Grazie alle domande del giurato Daniele Jalla – storico di formazione, funzionario e dirigente della Regione Piemonte dal 1980 al 1994 e che dal 1994 al 2012 ha diretto i Musei civici e i servizi museali della Città di Torino oltre ad essere stato presidente di ICOM Italia – il pubblico ha potuto poi conoscere anche i segnalati di questa edizione: Alexis Bétemps (Le temps suspendu, Priuli & Verlucca) e Andrea Nicolussi Golo (Di roccia di neve di piombo, Priuli & Verlucca). L'altro segnalato è Paolo Cognetti per Le otto montagne (Einaudi).
 
Non c'era infine posto migliore di una malga in alta quota per consegnare il nuovo riconoscimento della sezione I guardiani dell'Arca.
A riceverlo quest'anno è stato Marco Scolastici che ha raccontato di sé e della difficoltà – ma anche del dovere – di rimanere sulle montagne di Visso dopo il terremoto. Rimanere, ha spiegato, era doveroso per gli animali, per essere d'aiuto ai pochissimi rimasti dopo il drammatico evento, ma anche per dare il segnale forte che i Sibillini sono una terra da vivere.

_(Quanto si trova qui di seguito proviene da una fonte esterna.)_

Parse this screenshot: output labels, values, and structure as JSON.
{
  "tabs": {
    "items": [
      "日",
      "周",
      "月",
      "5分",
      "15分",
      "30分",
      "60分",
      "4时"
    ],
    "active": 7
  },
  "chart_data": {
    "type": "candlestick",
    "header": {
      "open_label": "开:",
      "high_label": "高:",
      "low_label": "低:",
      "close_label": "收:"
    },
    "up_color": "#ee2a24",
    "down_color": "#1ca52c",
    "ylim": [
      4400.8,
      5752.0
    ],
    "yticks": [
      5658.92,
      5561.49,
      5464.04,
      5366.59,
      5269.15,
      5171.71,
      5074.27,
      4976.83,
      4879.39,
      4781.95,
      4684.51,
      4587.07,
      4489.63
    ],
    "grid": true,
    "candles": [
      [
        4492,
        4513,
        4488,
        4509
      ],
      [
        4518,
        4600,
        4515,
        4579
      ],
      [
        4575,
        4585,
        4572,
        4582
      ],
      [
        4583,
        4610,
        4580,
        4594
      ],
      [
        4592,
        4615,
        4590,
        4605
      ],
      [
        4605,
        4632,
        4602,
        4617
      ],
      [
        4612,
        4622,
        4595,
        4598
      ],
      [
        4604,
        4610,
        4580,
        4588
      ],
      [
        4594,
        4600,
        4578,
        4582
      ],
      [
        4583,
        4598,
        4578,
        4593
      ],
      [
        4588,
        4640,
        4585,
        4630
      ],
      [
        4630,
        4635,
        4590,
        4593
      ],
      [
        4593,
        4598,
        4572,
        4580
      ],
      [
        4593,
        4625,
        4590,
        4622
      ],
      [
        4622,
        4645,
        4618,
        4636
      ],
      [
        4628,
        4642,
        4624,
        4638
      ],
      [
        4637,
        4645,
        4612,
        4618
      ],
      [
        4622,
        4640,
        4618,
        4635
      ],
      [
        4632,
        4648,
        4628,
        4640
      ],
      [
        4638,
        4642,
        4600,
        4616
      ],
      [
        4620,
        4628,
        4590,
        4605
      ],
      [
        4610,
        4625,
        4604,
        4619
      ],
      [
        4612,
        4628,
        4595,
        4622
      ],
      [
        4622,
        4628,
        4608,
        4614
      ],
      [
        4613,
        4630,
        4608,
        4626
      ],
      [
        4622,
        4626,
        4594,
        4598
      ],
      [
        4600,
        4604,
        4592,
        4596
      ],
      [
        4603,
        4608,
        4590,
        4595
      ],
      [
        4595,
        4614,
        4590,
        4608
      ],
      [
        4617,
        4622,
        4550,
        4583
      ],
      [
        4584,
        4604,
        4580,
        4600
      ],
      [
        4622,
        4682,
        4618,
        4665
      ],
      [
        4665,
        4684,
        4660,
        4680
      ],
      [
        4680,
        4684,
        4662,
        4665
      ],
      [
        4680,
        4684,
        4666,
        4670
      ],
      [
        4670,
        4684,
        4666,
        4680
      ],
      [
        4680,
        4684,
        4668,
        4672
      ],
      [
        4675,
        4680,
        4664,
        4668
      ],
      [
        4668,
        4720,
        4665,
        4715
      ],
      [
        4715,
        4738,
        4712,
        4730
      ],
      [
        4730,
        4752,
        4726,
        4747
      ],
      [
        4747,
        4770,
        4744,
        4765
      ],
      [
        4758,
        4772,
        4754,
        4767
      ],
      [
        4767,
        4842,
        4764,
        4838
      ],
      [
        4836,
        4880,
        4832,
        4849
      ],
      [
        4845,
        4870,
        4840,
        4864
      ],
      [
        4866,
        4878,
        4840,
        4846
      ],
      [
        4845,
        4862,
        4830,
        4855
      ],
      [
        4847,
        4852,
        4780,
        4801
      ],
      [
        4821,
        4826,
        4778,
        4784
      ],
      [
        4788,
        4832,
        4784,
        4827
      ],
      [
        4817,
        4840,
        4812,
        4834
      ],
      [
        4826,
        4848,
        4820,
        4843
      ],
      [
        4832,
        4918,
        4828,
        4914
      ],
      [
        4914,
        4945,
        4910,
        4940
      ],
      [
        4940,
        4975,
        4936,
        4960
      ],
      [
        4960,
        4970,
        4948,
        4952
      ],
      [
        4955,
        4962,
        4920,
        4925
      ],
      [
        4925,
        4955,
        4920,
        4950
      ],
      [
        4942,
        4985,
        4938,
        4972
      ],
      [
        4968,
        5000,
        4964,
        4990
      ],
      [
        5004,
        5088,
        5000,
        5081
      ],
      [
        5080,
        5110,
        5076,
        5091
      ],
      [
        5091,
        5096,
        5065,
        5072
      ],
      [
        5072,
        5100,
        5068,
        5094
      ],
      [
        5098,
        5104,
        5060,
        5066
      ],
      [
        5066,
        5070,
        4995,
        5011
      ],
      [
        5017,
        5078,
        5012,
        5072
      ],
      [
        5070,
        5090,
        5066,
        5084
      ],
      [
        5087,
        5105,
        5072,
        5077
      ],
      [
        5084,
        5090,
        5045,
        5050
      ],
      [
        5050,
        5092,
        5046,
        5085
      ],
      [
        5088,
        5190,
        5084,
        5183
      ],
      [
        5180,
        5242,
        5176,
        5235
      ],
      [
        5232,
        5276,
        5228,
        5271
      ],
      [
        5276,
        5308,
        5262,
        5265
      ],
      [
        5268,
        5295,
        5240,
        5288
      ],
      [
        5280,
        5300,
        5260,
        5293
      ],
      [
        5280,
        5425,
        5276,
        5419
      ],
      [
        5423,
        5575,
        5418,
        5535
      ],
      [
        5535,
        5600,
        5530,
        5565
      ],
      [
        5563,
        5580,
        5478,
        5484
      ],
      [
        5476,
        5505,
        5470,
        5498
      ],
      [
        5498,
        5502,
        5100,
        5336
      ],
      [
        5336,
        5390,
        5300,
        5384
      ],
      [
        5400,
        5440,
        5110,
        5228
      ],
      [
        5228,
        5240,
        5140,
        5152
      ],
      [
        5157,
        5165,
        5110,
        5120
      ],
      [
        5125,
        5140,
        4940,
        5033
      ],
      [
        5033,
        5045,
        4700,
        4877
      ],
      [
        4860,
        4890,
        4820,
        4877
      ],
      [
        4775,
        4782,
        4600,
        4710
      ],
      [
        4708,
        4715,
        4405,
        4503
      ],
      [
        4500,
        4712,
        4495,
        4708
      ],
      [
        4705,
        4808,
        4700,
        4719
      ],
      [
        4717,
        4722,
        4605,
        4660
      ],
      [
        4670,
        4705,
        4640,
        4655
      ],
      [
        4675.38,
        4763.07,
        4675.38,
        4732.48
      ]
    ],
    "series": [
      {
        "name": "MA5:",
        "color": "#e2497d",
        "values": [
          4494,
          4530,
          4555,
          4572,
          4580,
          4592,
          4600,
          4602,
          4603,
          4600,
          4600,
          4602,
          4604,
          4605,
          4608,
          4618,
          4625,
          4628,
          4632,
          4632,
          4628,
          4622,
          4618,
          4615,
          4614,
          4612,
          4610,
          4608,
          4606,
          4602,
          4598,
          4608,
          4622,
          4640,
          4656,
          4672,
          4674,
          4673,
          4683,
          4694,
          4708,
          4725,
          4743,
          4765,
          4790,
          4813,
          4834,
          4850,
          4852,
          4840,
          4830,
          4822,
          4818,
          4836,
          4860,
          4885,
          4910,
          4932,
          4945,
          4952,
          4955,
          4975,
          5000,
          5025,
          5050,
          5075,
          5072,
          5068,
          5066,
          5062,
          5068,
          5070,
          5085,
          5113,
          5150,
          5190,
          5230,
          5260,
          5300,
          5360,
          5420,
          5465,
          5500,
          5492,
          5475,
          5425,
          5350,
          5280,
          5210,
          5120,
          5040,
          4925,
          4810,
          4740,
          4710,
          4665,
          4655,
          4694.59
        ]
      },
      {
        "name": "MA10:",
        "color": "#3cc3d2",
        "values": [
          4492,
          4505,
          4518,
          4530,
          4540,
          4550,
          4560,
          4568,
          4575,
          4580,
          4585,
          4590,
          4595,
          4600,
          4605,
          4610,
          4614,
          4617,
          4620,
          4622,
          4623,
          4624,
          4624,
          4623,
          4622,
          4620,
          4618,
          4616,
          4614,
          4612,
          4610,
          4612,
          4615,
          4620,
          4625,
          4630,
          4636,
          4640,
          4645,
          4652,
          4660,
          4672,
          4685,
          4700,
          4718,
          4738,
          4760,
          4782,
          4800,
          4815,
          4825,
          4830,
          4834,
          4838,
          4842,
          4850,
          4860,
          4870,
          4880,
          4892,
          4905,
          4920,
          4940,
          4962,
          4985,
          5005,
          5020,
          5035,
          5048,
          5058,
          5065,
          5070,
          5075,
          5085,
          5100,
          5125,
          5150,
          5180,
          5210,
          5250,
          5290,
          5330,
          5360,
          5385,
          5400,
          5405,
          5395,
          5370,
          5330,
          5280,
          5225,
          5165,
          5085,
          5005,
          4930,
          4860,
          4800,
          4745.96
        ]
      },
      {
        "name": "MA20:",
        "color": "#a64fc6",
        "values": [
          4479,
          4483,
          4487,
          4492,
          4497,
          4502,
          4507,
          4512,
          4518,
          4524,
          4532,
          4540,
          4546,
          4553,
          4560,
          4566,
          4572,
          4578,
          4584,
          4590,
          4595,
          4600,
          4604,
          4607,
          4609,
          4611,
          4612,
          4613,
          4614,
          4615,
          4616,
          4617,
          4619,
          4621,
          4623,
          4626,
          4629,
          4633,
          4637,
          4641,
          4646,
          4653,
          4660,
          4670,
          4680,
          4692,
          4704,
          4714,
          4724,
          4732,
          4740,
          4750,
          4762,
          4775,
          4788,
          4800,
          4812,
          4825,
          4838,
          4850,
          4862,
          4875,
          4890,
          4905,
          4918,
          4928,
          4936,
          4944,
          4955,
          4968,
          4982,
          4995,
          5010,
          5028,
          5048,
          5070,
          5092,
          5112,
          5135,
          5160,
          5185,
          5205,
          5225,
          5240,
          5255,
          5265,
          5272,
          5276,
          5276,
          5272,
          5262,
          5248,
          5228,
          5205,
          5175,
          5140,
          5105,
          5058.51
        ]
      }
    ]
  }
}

Una terra – la montagna – ha aggiunto poco dopo Scolastici che è e deve essere anche un luogo per giovani.
E lui giovane lo è davvero con i suoi 28 anni e la scelta di lasciare l'università per percorrere le orme del nonno e del padre prima, e poi per «resistere» e continuare nonostante una terra ferita.
Scolastici è il simbolo di un'Italia che non si arrende, di uno spirito autenticamente montano fatto di tenacia e attaccamento alle radici, di resistenza nella sua accezione più nobile.
 
Vive in una yurta, dove ha svernato senza abbandonare le proprie greggi e la produzione di un particolarissimo formaggio biologico. Tutto questo sulle montagne di Visso – terra travolta dai recenti terremoti – dove Scolastici è rimasto aggrappato ai pascoli di famiglia con attorno una terra sventrata dal sisma e una fattoria ancora inagibile.
Come ha spiegato Paolo Rumiz, seduto al suo fianco nel tavolo inondato di sole, gli Appennini sono montagne molto particolari e in quelle possiamo vedere il nostro (quello delle Alpi) passato – fatto di rapporti autentici – ma drammaticamente anche un nostro possibile futuro se la politica non capisce dove sta la vera ricchezza di questo Paese.